The Greyhound got its start in 1914 in Hibbing, Minnesota, transporting iron miners. Its operators had the foresight to build it into the first nationwide bus line, and they got their big break with the film It Happened One Night (1934), in which Clark Gable and Claudette Colbert rode a Greyhound overnight to Florida while the passengers sang "The Man On The Flying Trapeze". The Dog has been a national institution ever since. When the Freedom Riders of the civil rights movement went down south in the Sixties, Greyhound is what they were riding; one of their buses got firebombed in Alabama in 1962. The Greyhound station in Clarksville, Mississippi, the Gateway to Chicago, is a blues legend, and it is now incorporated into the Delta Blues Museum there.

All the while, Greyhound has been gobbling up other lines, or making deals with them, and is close to achieving the corporate goal of a seamless network of transport covering all of North America.

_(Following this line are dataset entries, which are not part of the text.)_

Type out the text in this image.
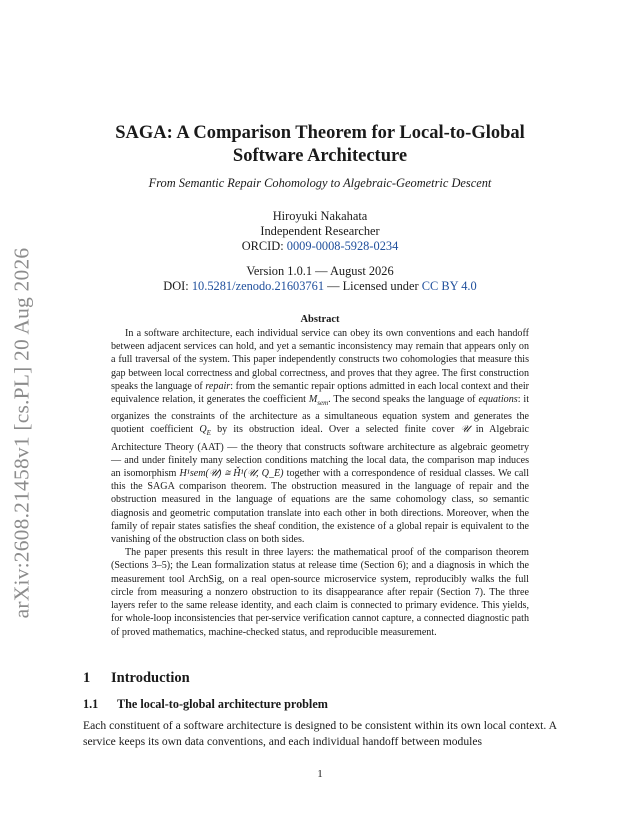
arXiv:2608.21458v1 [cs.PL] 20 Aug 2026
SAGA: A Comparison Theorem for Local-to-Global
Software Architecture
From Semantic Repair Cohomology to Algebraic-Geometric Descent
Hiroyuki Nakahata
Independent Researcher
ORCID: 0009-0008-5928-0234
Version 1.0.1 — August 2026
DOI: 10.5281/zenodo.21603761 — Licensed under CC BY 4.0
Abstract

In a software architecture, each individual service can obey its own conventions and each handoff between adjacent services can hold, and yet a semantic inconsistency may remain that appears only on a full traversal of the system. This paper independently constructs two cohomologies that measure this gap between local correctness and global correctness, and proves that they agree. The first construction speaks the language of repair: from the semantic repair options admitted in each local context and their equivalence relation, it generates the coefficient $M_{sem}$. The second speaks the language of equations: it organizes the constraints of the architecture as a simultaneous equation system and generates the quotient coefficient $Q_E$ by its obstruction ideal. Over a selected finite cover 𝒰 in Algebraic Architecture Theory (AAT) — the theory that constructs software architecture as algebraic geometry — and under finitely many selection conditions matching the local data, the comparison map induces an isomorphism H¹sem(𝒰) ≅ Ȟ¹(𝒰, Q_E) together with a correspondence of residual classes. We call this the SAGA comparison theorem. The obstruction measured in the language of repair and the obstruction measured in the language of equations are the same cohomology class, so semantic diagnosis and geometric computation translate into each other in both directions. Moreover, when the family of repair states satisfies the sheaf condition, the existence of a global repair is equivalent to the vanishing of the obstruction class on both sides.

The paper presents this result in three layers: the mathematical proof of the comparison theorem (Sections 3–5); the Lean formalization status at release time (Section 6); and a diagnosis in which the measurement tool ArchSig, on a real open-source microservice system, reproducibly walks the full circle from measuring a nonzero obstruction to its disappearance after repair (Section 7). The three layers refer to the same release identity, and each claim is connected to primary evidence. This yields, for whole-loop inconsistencies that per-service verification cannot capture, a connected diagnostic path of proved mathematics, machine-checked status, and reproducible measurement.

1 Introduction
1.1 The local-to-global architecture problem

Each constituent of a software architecture is designed to be consistent within its own local context. A service keeps its own data conventions, and each individual handoff between modules

1
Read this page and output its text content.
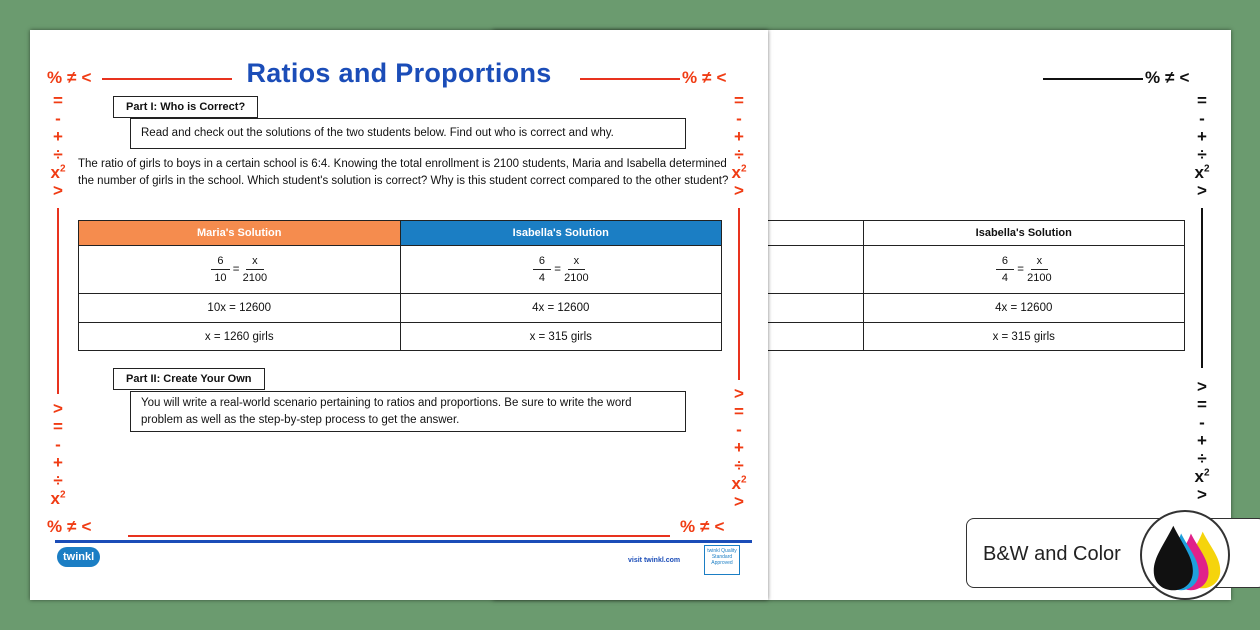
%≠<
=
-
+
÷
$x^2$
>
>
=
-
+
÷
$x^2$
>
	Isabella's Solution

$\frac{6}{4} = \frac{x}{2100}$

	4x = 12600
	x = 315 girls
Ratios and Proportions
%≠<	%≠<
=
-
+
÷
$x^2$
>
>
=
-
+
÷
$x^2$
=
-
+
÷
$x^2$
>
>
=
-
+
÷
$x^2$
>
%≠<	%≠<
Part I: Who is Correct?
Read and check out the solutions of the two students below. Find out who is correct and why.
The ratio of girls to boys in a certain school is 6:4. Knowing the total enrollment is 2100 students, Maria and Isabella determined the number of girls in the school. Which student's solution is correct? Why is this student correct compared to the other student?
Maria's Solution	Isabella's Solution

$\frac{6}{10} = \frac{x}{2100}$	$\frac{6}{4} = \frac{x}{2100}$

10x = 12600	4x = 12600
x = 1260 girls	x = 315 girls
Part II: Create Your Own
You will write a real-world scenario pertaining to ratios and proportions. Be sure to write the word problem as well as the step-by-step process to get the answer.
twinkl	visit twinkl.com
twinkl Quality Standard Approved	B&W and Color
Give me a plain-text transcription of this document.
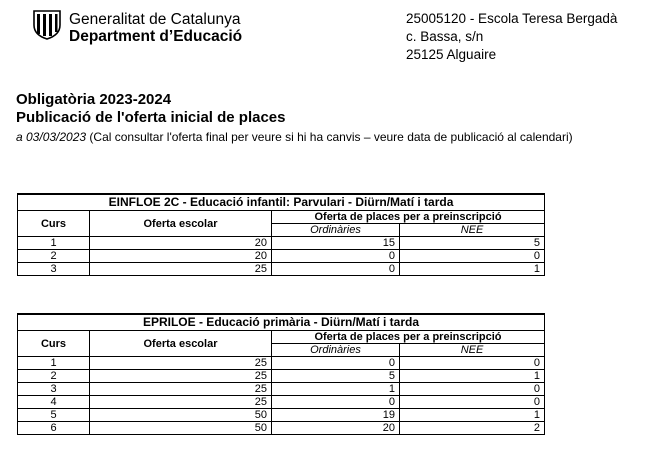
Generalitat de Catalunya
Department d’Educació
25005120 - Escola Teresa Bergadà
c. Bassa, s/n
25125 Alguaire
Obligatòria 2023-2024
Publicació de l'oferta inicial de places
a 03/03/2023 (Cal consultar l'oferta final per veure si hi ha canvis – veure data de publicació al calendari)
EINFLOE 2C - Educació infantil: Parvulari - Diürn/Matí i tarda			
Curs	Oferta escolar	Oferta de places per a preinscripció	
		Ordinàries	NEE
1	20	15	5
2	20	0	0
3	25	0	1
EPRILOE - Educació primària - Diürn/Matí i tarda			
Curs	Oferta escolar	Oferta de places per a preinscripció	
		Ordinàries	NEE
1	25	0	0
2	25	5	1
3	25	1	0
4	25	0	0
5	50	19	1
6	50	20	2
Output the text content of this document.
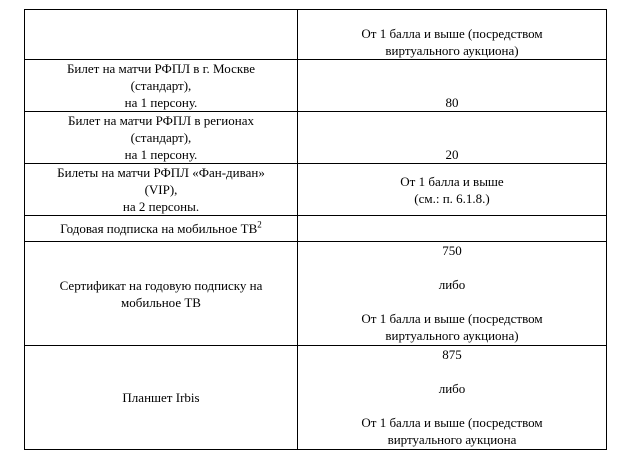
	От 1 балла и выше (посредством
виртуального аукциона)

Билет на матчи РФПЛ в г. Москве
(стандарт),
на 1 персону.	80

Билет на матчи РФПЛ в регионах
(стандарт),
на 1 персону.	20

Билеты на матчи РФПЛ «Фан-диван»
(VIP),
на 2 персоны.	От 1 балла и выше
(см.: п. 6.1.8.)

Годовая подписка на мобильное $ТВ^2$	

Сертификат на годовую подписку на
мобильное ТВ	750
либо
От 1 балла и выше (посредством
виртуального аукциона)

Планшет Irbis	875
либо
От 1 балла и выше (посредством
виртуального аукциона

It's an introspective, funny little billion-dollar corporation. Though a private-sector monopoly, the company doesn't really act like one - in fact it seems more of a modest, sincere, middle-aged public service.

Most of the stations these days could use a little work - even those, as in Washington or Cleveland, that are registered Art Deco landmarks, and almost all are in fringe-downtown locations. A few are spooky wastelands, as in Los Angeles, and one or two can be dangerous at night. But once inside, you'll find buses that are admirably clean, comfortable and well-kept; the grey-uniformed drivers are 100 per cent competent and professional. Buses are by far the safest way to travel in America, with a record even better than that of the airlines. Wherever you go, you'll discover the unexpected brand of travellers' civility that North Americans have been polishing for a long time. You're close to the ground; you can talk on a bus in a way that you could never do on an aeroplane or a train. Someone might buy your dinner at the rest stop just for the hell of it (my lifetime score is something like three bought, three received). Refreshments and restoration on a Greyhound trip are pot luck. Sometimes they will stop at a truck-stop or diner where the cuisine is impressive. Four times out of five, though, it will be McDonald's, or worse.

You'll hear some good talk, and some not-so-good, but you'll find it a refreshing change from the heavily sedated, have-a-nice-day America of the airports and the malls.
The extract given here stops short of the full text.